Os filhos de ambos pediram hambúrgueres nojentos e gordurosamente gostosos, ele se contentou com fritas e refrigerante que veio com uma quantidade absurda de gelo; ela pediu milk-shake. Ele disse algo básico do tipo “como vai, faz tanto tempo... Você continua a mesma, seu filho é lindo...”, enfim, as coisas simples e seguras de sempre que anulam qualquer gafe. Ela sorriu um sorriso filho-da-puta de encantador e sugeriu que se sentassem na mesma mesa e os filhos na outra, ao lado.

Ele se sentou e iria encaixar outra frase-feita e desnecessária quando recebeu a frase dela primeiro: “Eu não sou feliz, Pedro.” Ele congelou. Jogou uma boa quantidade de refrigerante aguado na boca e esperou pelo prosseguimento da frase. Fez bem.

– Às vezes penso que foi um erro terrível não ter insistido na relação. A verdade é que quando ele sai, eu sei que ele está trepando com outra e... Quer sinceridade? É a parte feliz do meu dia.

“Deve ser difícil”, e isso foi tudo o que conseguiu dizer sobre aquele bálsamo que recebera sem pedir. Ficaram um longo tempo com os olhos nos olhos. “Você deveria ter casado comigo” foi a outra frase que disse enquanto ela fazia alguma força para que o milk-shake chegasse à boca. Fez mal.

Então, a mulher colocou o copo na mesa, entrelaçou as mãos e disse a única coisa que poderia ser dito naquele momento:

– Vai à merda, Pedro.  

“Você vem deprimida, fala de infelicidade, mas não quer ouvir o que tenho pra dizer? Eu não entendo”.

– Eu te disse algo muito importante e a única coisa que você pode afirmar é que deseja me comer. Eu acabo de confessar que estou infeliz e você joga isso. O que quer? Que eu aceite essa frase e foda contigo? Eu disse que estou infeliz, não disse que seria feliz ao seu lado.

“Você não ama o seu marido”.

– Pergunte pro seu orixá, amor só é bom se doer. E eu também não te amo.

Ela desistiu do resto do milk-shake e as crianças não quiseram outra coisa, logo, levantar da mesa e dizer até logo foi o que se seguiu e o que fazia sentido naquele momento. Ele ainda se deixou por mais alguns minutos ali com o filho e com a sua estranha infelicidade. Ela entrou no carro e soube, finalmente, o porquê de não ter casado com Pedro ao responder uma pergunta comum do filho mais velho. “Quem era aquele moço, mamãe”?

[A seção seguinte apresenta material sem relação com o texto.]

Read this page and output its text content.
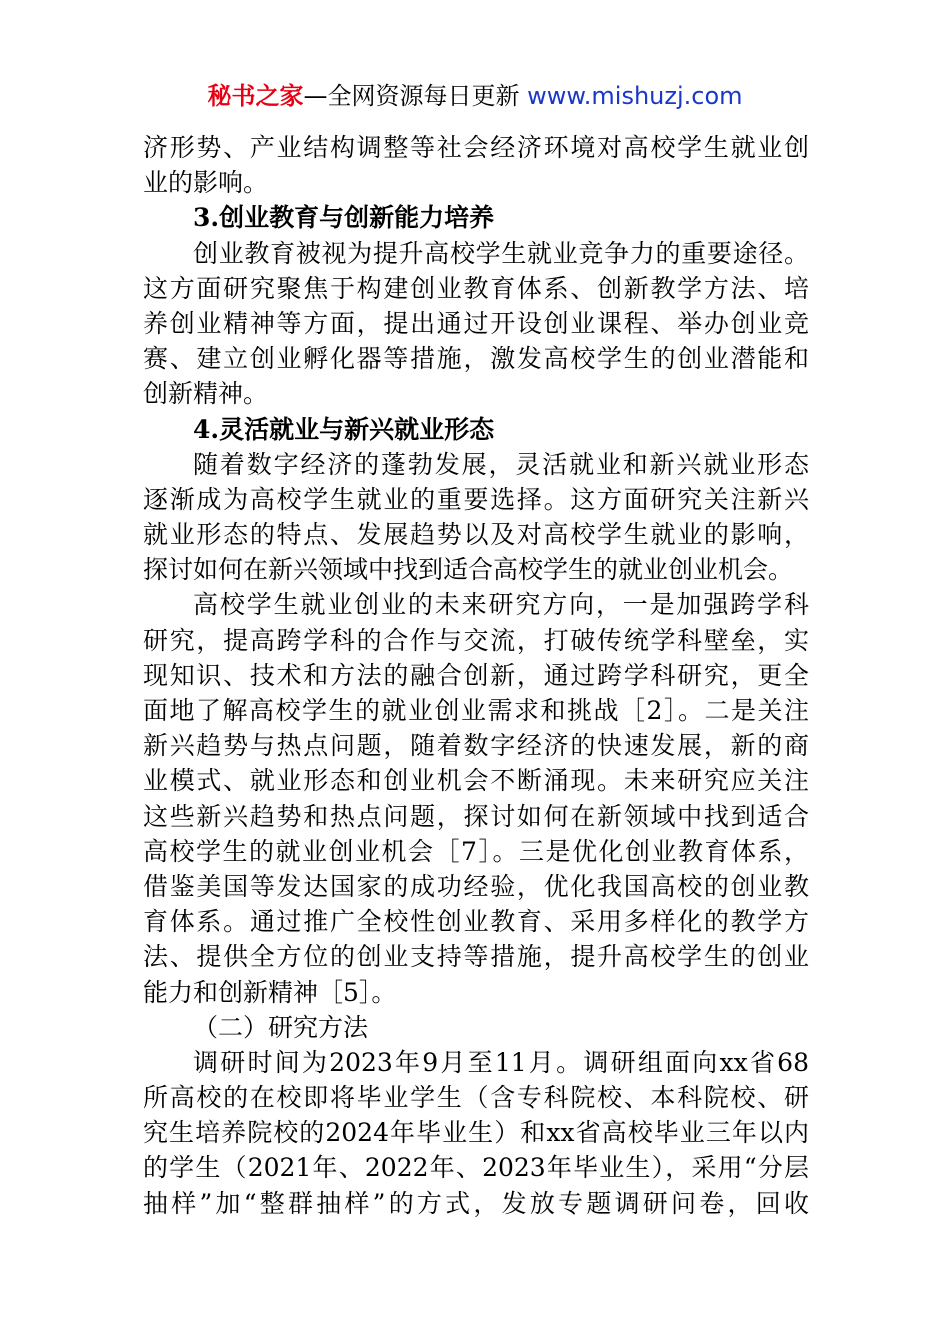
秘书之家—全网资源每日更新 www.mishuzj.com
济形势、产业结构调整等社会经济环境对高校学生就业创
业的影响。
3.创业教育与创新能力培养
创业教育被视为提升高校学生就业竞争力的重要途径。
这方面研究聚焦于构建创业教育体系、创新教学方法、培
养创业精神等方面，提出通过开设创业课程、举办创业竞
赛、建立创业孵化器等措施，激发高校学生的创业潜能和
创新精神。
4.灵活就业与新兴就业形态
随着数字经济的蓬勃发展，灵活就业和新兴就业形态
逐渐成为高校学生就业的重要选择。这方面研究关注新兴
就业形态的特点、发展趋势以及对高校学生就业的影响，
探讨如何在新兴领域中找到适合高校学生的就业创业机会。
高校学生就业创业的未来研究方向，一是加强跨学科
研究，提高跨学科的合作与交流，打破传统学科壁垒，实
现知识、技术和方法的融合创新，通过跨学科研究，更全
面地了解高校学生的就业创业需求和挑战［2］。二是关注
新兴趋势与热点问题，随着数字经济的快速发展，新的商
业模式、就业形态和创业机会不断涌现。未来研究应关注
这些新兴趋势和热点问题，探讨如何在新领域中找到适合
高校学生的就业创业机会［7］。三是优化创业教育体系，
借鉴美国等发达国家的成功经验，优化我国高校的创业教
育体系。通过推广全校性创业教育、采用多样化的教学方
法、提供全方位的创业支持等措施，提升高校学生的创业
能力和创新精神［5］。
（二）研究方法
调研时间为2023年9月至11月。调研组面向xx省68
所高校的在校即将毕业学生（含专科院校、本科院校、研
究生培养院校的2024年毕业生）和xx省高校毕业三年以内
的学生（2021年、2022年、2023年毕业生），采用“分层
抽样”加“整群抽样”的方式，发放专题调研问卷，回收
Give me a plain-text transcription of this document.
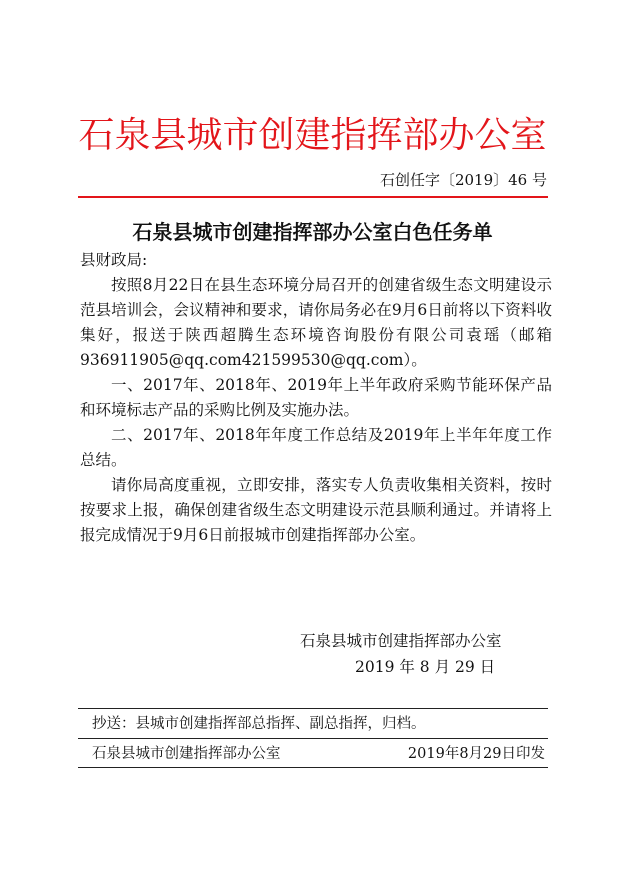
石泉县城市创建指挥部办公室
石创任字〔2019〕46 号
石泉县城市创建指挥部办公室白色任务单

县财政局:

按照8月22日在县生态环境分局召开的创建省级生态文明建设示范县培训会，会议精神和要求，请你局务必在9月6日前将以下资料收集好，报送于陕西超腾生态环境咨询股份有限公司袁瑶（邮箱936911905@qq.com421599530@qq.com）。

一、2017年、2018年、2019年上半年政府采购节能环保产品和环境标志产品的采购比例及实施办法。

二、2017年、2018年年度工作总结及2019年上半年年度工作总结。

请你局高度重视，立即安排，落实专人负责收集相关资料，按时按要求上报，确保创建省级生态文明建设示范县顺利通过。并请将上报完成情况于9月6日前报城市创建指挥部办公室。

石泉县城市创建指挥部办公室
2019 年 8 月 29 日
抄送：县城市创建指挥部总指挥、副总指挥，归档。
石泉县城市创建指挥部办公室	2019年8月29日印发
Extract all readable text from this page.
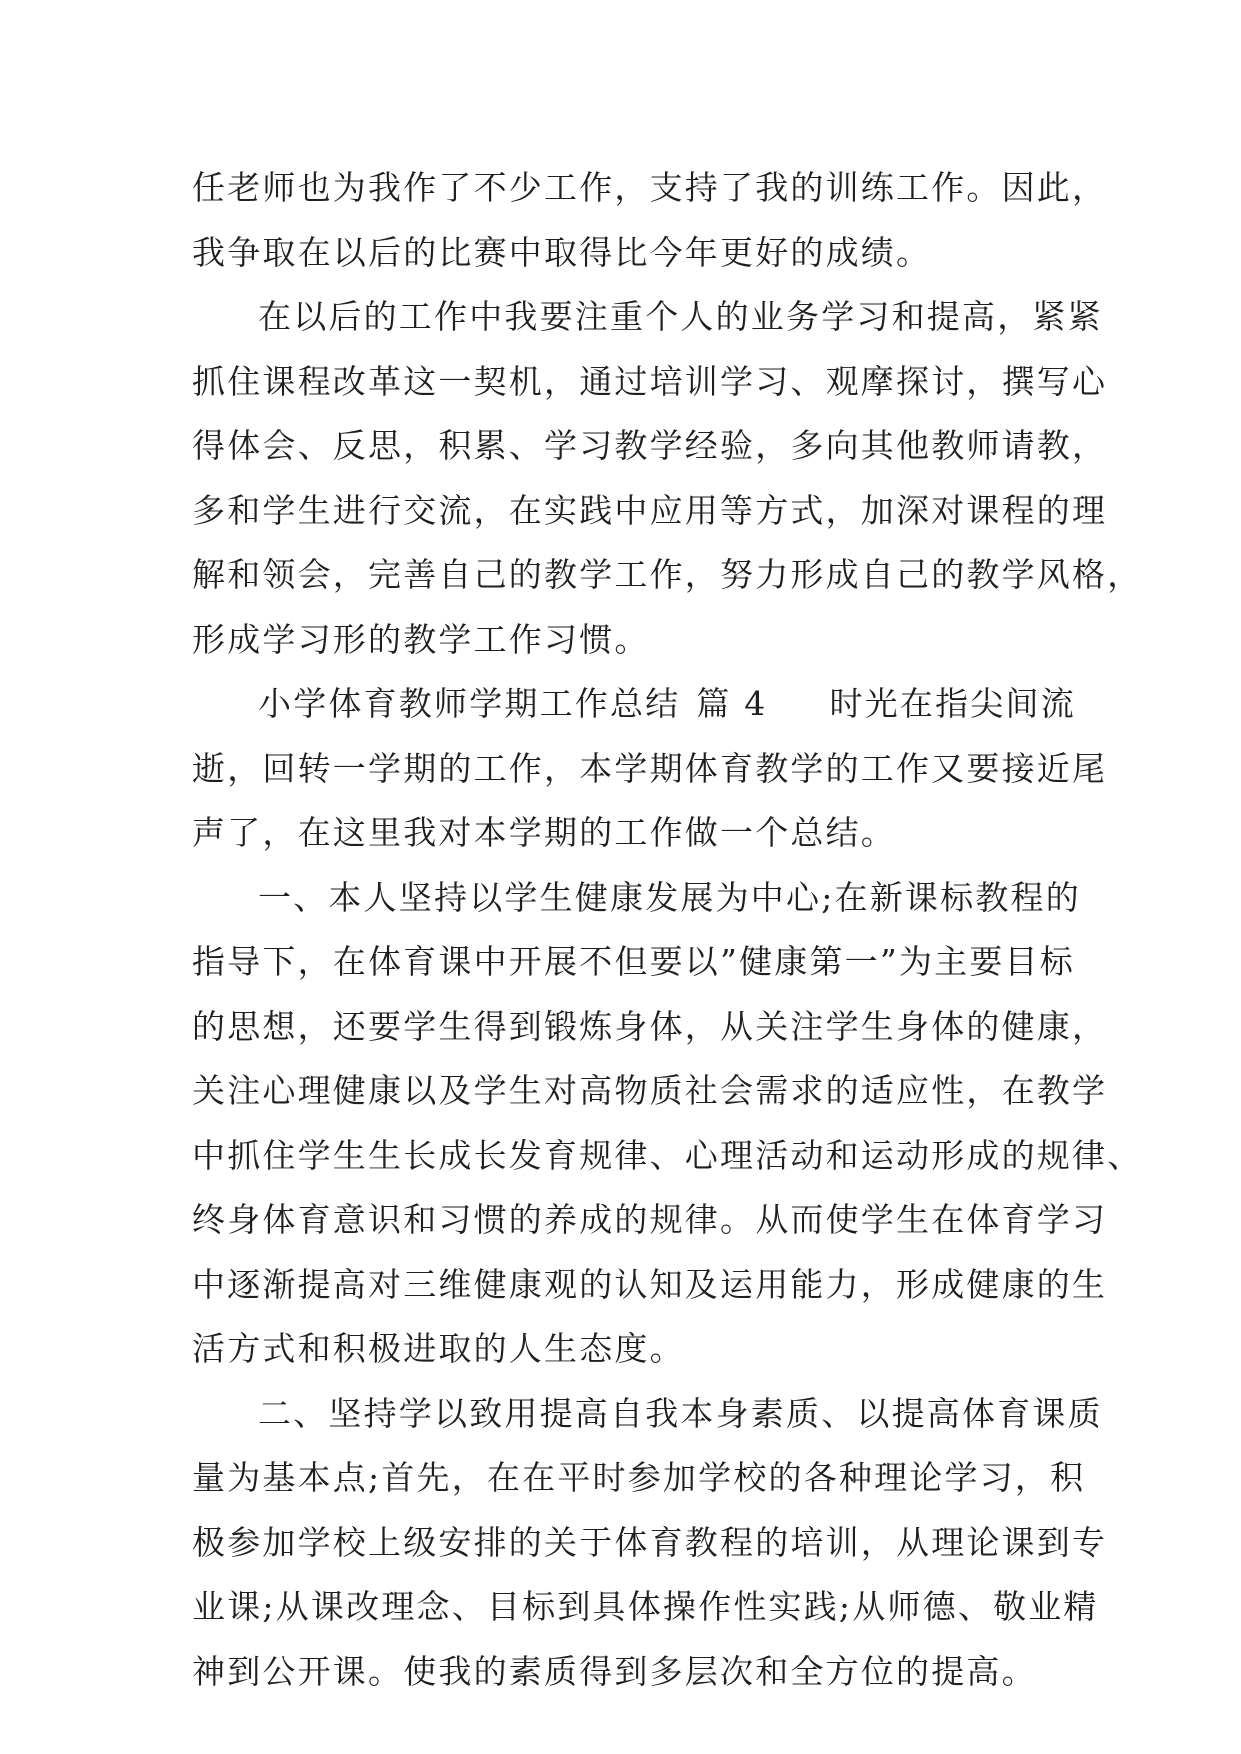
任老师也为我作了不少工作，支持了我的训练工作。因此，
我争取在以后的比赛中取得比今年更好的成绩。
在以后的工作中我要注重个人的业务学习和提高，紧紧
抓住课程改革这一契机，通过培训学习、观摩探讨，撰写心
得体会、反思，积累、学习教学经验，多向其他教师请教，
多和学生进行交流，在实践中应用等方式，加深对课程的理
解和领会，完善自己的教学工作，努力形成自己的教学风格，
形成学习形的教学工作习惯。
小学体育教师学期工作总结 篇 4 时光在指尖间流
逝，回转一学期的工作，本学期体育教学的工作又要接近尾
声了，在这里我对本学期的工作做一个总结。
一、本人坚持以学生健康发展为中心;在新课标教程的
指导下，在体育课中开展不但要以”健康第一”为主要目标
的思想，还要学生得到锻炼身体，从关注学生身体的健康，
关注心理健康以及学生对高物质社会需求的适应性，在教学
中抓住学生生长成长发育规律、心理活动和运动形成的规律、
终身体育意识和习惯的养成的规律。从而使学生在体育学习
中逐渐提高对三维健康观的认知及运用能力，形成健康的生
活方式和积极进取的人生态度。
二、坚持学以致用提高自我本身素质、以提高体育课质
量为基本点;首先，在在平时参加学校的各种理论学习，积
极参加学校上级安排的关于体育教程的培训，从理论课到专
业课;从课改理念、目标到具体操作性实践;从师德、敬业精
神到公开课。使我的素质得到多层次和全方位的提高。
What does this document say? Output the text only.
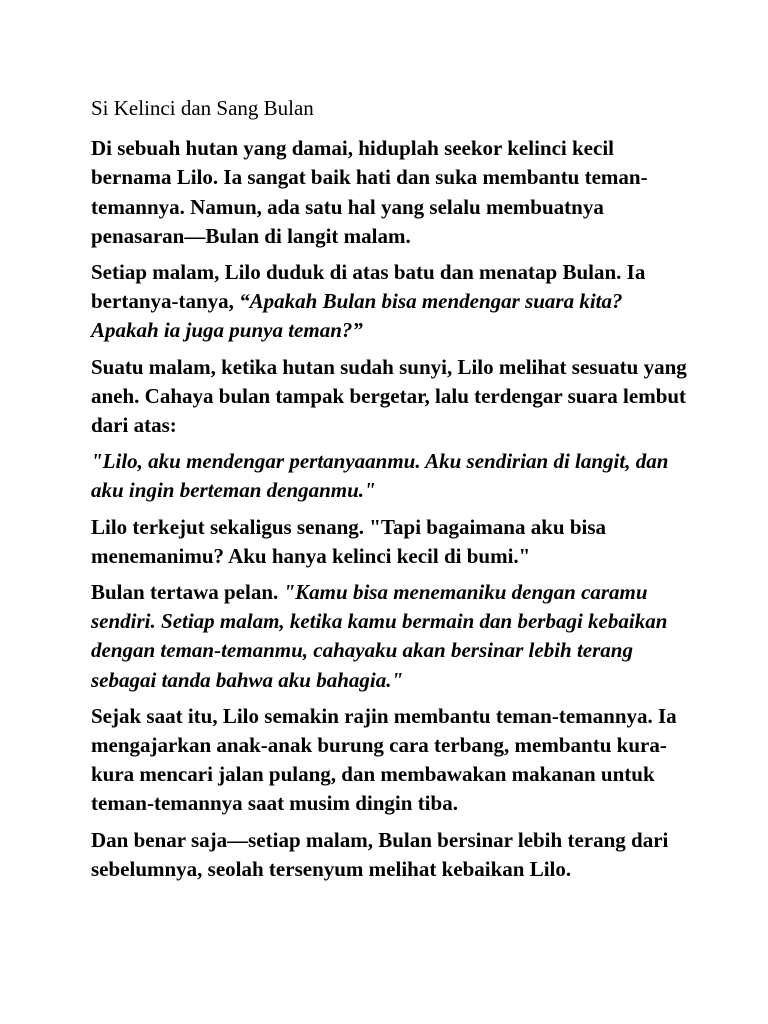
Si Kelinci dan Sang Bulan

Di sebuah hutan yang damai, hiduplah seekor kelinci kecil bernama Lilo. Ia sangat baik hati dan suka membantu teman-temannya. Namun, ada satu hal yang selalu membuatnya penasaran—Bulan di langit malam.

Setiap malam, Lilo duduk di atas batu dan menatap Bulan. Ia bertanya-tanya, “Apakah Bulan bisa mendengar suara kita? Apakah ia juga punya teman?”

Suatu malam, ketika hutan sudah sunyi, Lilo melihat sesuatu yang aneh. Cahaya bulan tampak bergetar, lalu terdengar suara lembut dari atas:

"Lilo, aku mendengar pertanyaanmu. Aku sendirian di langit, dan aku ingin berteman denganmu."

Lilo terkejut sekaligus senang. "Tapi bagaimana aku bisa menemanimu? Aku hanya kelinci kecil di bumi."

Bulan tertawa pelan. "Kamu bisa menemaniku dengan caramu sendiri. Setiap malam, ketika kamu bermain dan berbagi kebaikan dengan teman-temanmu, cahayaku akan bersinar lebih terang sebagai tanda bahwa aku bahagia."

Sejak saat itu, Lilo semakin rajin membantu teman-temannya. Ia mengajarkan anak-anak burung cara terbang, membantu kura-kura mencari jalan pulang, dan membawakan makanan untuk teman-temannya saat musim dingin tiba.

Dan benar saja—setiap malam, Bulan bersinar lebih terang dari sebelumnya, seolah tersenyum melihat kebaikan Lilo.
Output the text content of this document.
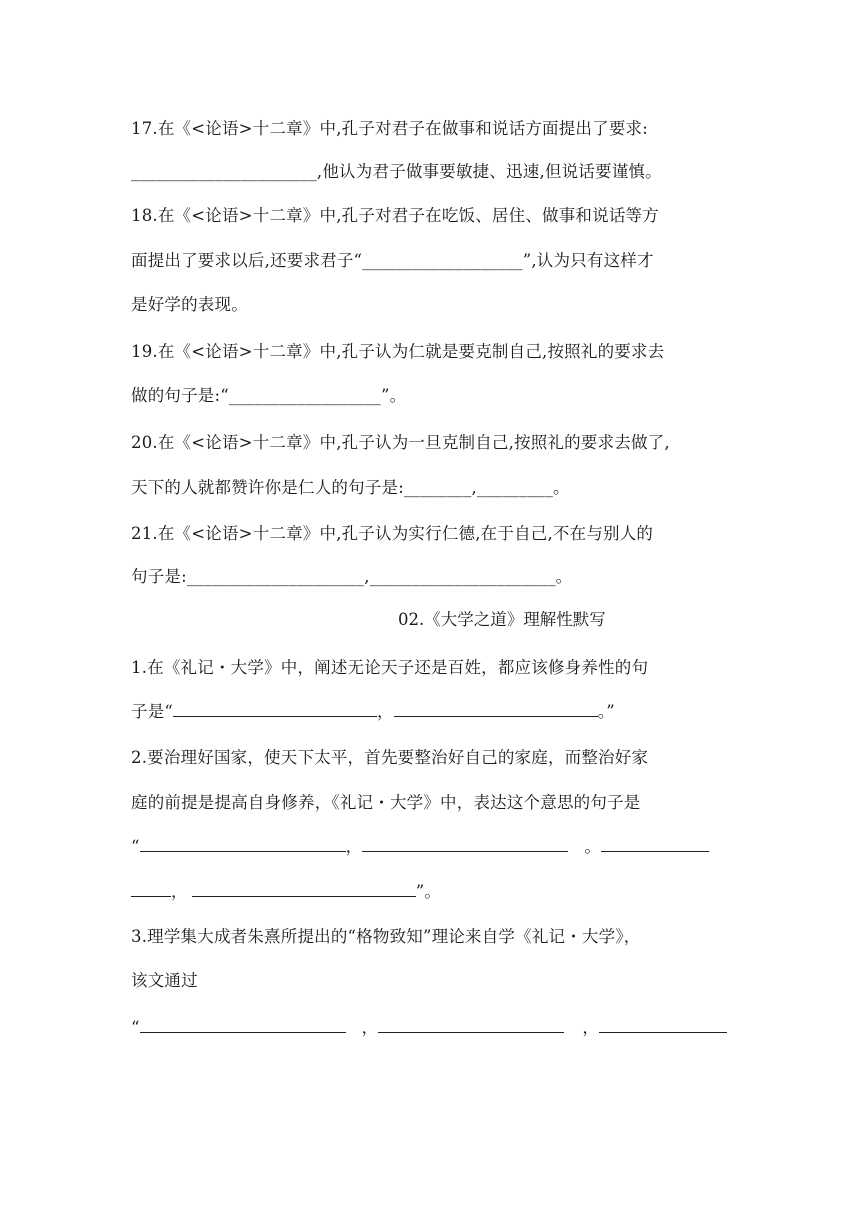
17.在《<论语>十二章》中,孔子对君子在做事和说话方面提出了要求:
______________________,他认为君子做事要敏捷、迅速,但说话要谨慎。
18.在《<论语>十二章》中,孔子对君子在吃饭、居住、做事和说话等方
面提出了要求以后,还要求君子“___________________”,认为只有这样才
是好学的表现。
19.在《<论语>十二章》中,孔子认为仁就是要克制自己,按照礼的要求去
做的句子是:“__________________”。
20.在《<论语>十二章》中,孔子认为一旦克制自己,按照礼的要求去做了,
天下的人就都赞许你是仁人的句子是:________,_________。
21.在《<论语>十二章》中,孔子认为实行仁德,在于自己,不在与别人的
句子是:_____________________,______________________。
02.《大学之道》理解性默写
1.在《礼记・大学》中，阐述无论天子还是百姓，都应该修身养性的句
子是“	，	。”
2.要治理好国家，使天下太平，首先要整治好自己的家庭，而整治好家
庭的前提是提高自身修养，《礼记・大学》中，表达这个意思的句子是
“	，	。
，	”。
3.理学集大成者朱熹所提出的“格物致知”理论来自学《礼记・大学》，
该文通过
“	，	，
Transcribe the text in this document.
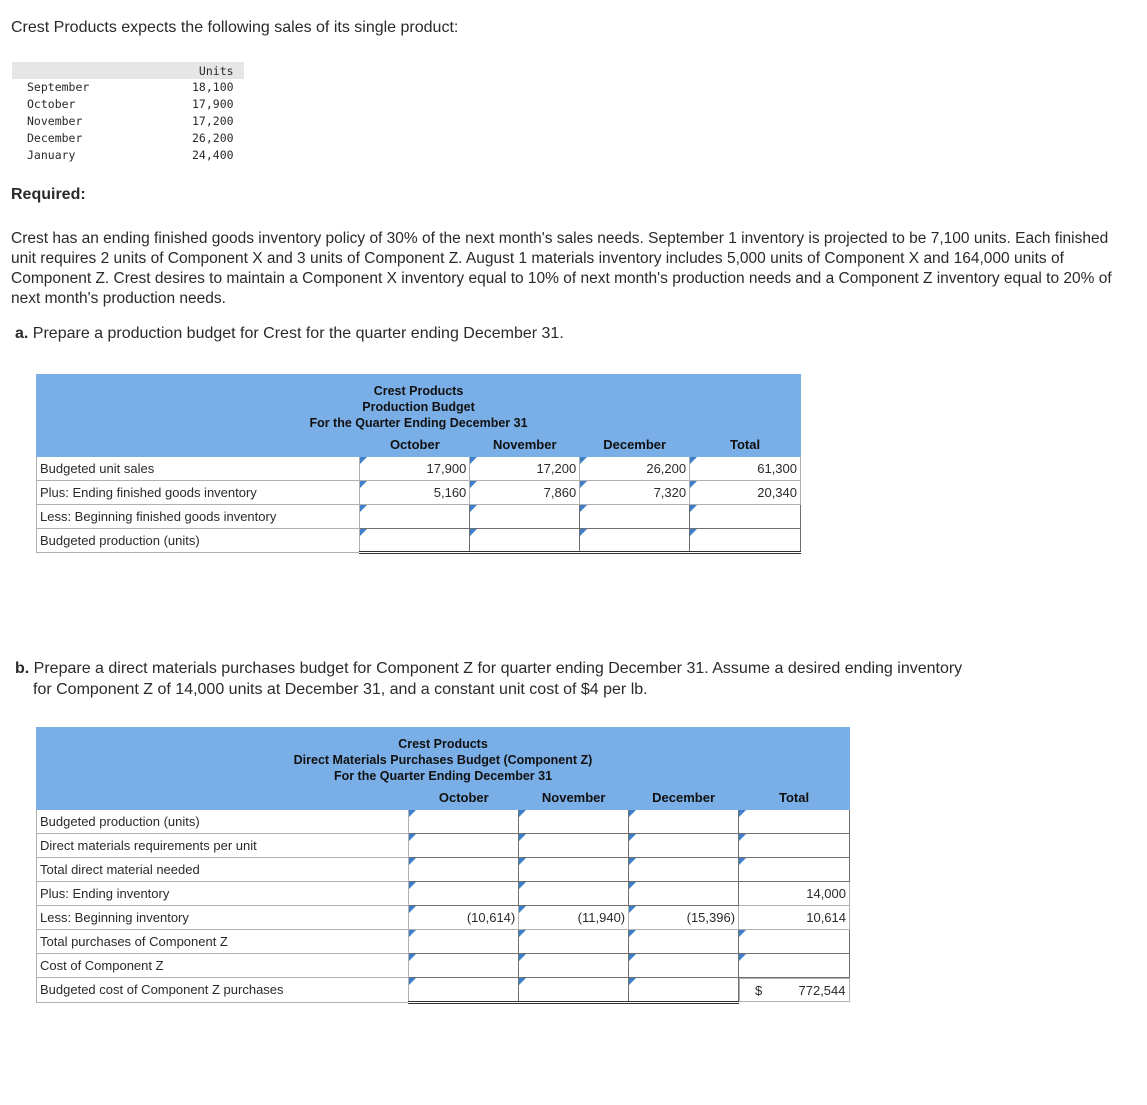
Crest Products expects the following sales of its single product:
	Units
September	18,100
October	17,900
November	17,200
December	26,200
January	24,400
Required:
Crest has an ending finished goods inventory policy of 30% of the next month's sales needs. September 1 inventory is projected to be 7,100 units. Each finished unit requires 2 units of Component X and 3 units of Component Z. August 1 materials inventory includes 5,000 units of Component X and 164,000 units of Component Z. Crest desires to maintain a Component X inventory equal to 10% of next month's production needs and a Component Z inventory equal to 20% of next month's production needs.
a. Prepare a production budget for Crest for the quarter ending December 31.
Crest Products
Production Budget
For the Quarter Ending December 31				

	October	November	December	Total
Budgeted unit sales	17,900	17,200	26,200	61,300
Plus: Ending finished goods inventory	5,160	7,860	7,320	20,340
Less: Beginning finished goods inventory				
Budgeted production (units)				
b. Prepare a direct materials purchases budget for Component Z for quarter ending December 31. Assume a desired ending inventory
for Component Z of 14,000 units at December 31, and a constant unit cost of $4 per lb.
Crest Products
Direct Materials Purchases Budget (Component Z)
For the Quarter Ending December 31				

	October	November	December	Total
Budgeted production (units)				
Direct materials requirements per unit				
Total direct material needed				
Plus: Ending inventory				14,000
Less: Beginning inventory	(10,614)	(11,940)	(15,396)	10,614
Total purchases of Component Z				
Cost of Component Z				
Budgeted cost of Component Z purchases					$	772,544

– Alguém qu`eu pensava ter um pinto, mas era só fanfarronice.

E dirigiu até a sua casa, fez as malas e carregou um pouco de alguma alegria. Mudou de consultório e de cidade, matriculou os filhos no bairro vizinho, alugou uma casa e teve doses de infelicidade como todo mundo, mas dessa vez, um infelicidade independente, passageira, sem angústia ou discriminação. Uns dias de prazer bobo, outros intensos, com os seus, com os outros e consigo.


E um dia ela sentiu dor. E outras dores depois. E foi feliz ou infeliz à sua maneira. E viveu até deixar de viver.